Museum of Islamic Art (MIA) presents Shattered, 2023 – artist Felekşan Onar’s latest installation that uses glass as the medium, running until May 7, 2024 at MIA’s Damascus Room, Gallery 12.
Onar’s latest work is hard-carved and gold painted mold-blown glass birds that signify human displacement caused by the recent earthquakes that devastated Southeast Turkey and Northern Syria, resulting in over 55,000 casualties.
In a press statement, MIA Curatorial Affairs’ deputy director Shaika Nasser al-Nassr said: “Felekşan Onar’s creative journey explores the profound impact political unrest, war, and natural disasters have on people. Her latest work Shattered, is an intervention into the interiors of the Damascus Room of MIA, which itself went through many years of reassembly and restoration and has over time provided a haven for the items that have historically inhabited the space, finding temporary refuge.”
Building upon the success of her acclaimed project Perched, which debuted in the Aleppo Room at the Pergamon Museum, later exhibited at Victoria & Albert and the Damascus Room at Dresden State Museums, Onar now returns to the language of birds with her latest work, and glass as her ideal medium.
Her mold blown birds mimic a traditional Japanese technique typically used for repairing ceramics.
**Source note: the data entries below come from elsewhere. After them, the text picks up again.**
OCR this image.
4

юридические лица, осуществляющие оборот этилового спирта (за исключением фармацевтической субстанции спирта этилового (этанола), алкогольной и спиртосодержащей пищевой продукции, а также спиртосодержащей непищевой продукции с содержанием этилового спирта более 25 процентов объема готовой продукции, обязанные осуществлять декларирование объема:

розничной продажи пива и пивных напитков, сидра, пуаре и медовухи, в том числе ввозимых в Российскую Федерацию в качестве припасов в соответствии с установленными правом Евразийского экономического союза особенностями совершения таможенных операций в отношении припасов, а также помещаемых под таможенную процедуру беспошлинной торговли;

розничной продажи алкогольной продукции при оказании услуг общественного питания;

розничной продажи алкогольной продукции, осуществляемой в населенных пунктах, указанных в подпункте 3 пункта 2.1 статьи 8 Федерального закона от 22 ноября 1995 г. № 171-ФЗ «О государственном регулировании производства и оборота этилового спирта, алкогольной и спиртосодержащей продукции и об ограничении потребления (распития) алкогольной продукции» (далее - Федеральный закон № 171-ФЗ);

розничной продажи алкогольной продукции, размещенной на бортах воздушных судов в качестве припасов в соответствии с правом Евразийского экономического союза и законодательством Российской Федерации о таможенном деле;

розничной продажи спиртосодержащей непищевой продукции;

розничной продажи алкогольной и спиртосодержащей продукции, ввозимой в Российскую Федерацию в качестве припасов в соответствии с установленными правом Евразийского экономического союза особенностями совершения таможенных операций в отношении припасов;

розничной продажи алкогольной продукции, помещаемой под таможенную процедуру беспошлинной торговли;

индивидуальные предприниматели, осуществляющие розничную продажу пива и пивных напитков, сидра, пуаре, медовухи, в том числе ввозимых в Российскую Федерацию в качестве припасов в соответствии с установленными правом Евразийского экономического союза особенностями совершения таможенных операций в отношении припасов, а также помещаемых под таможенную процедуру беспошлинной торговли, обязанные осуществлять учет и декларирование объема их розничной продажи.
Known as Kintsugi, the technique joins fragments with gold, leaving the cracks visible. Onar associates these cracks with the damage caused by disaster, but in doing so, emphasises the beauty that arises from transformation and change.
“Birds serve as symbols of both fragility and strength and often undergo a similar process of repair and restoration following the effects of natural disasters”, Felekşan Onar said. “The glass birds echo the pain of human displacement but also show its resilience to emerge victorious, contrary to its surrounding circumstances and environment.”
Born and raised in Turkey, Onar works between Istanbul, Berlin, Venice, and New York. Originally emerging as an artistic reaction to population displacements resulting from political unrest and war, Onar's creative journey has evolved to encompass a reflection on the profound impact of natural disasters.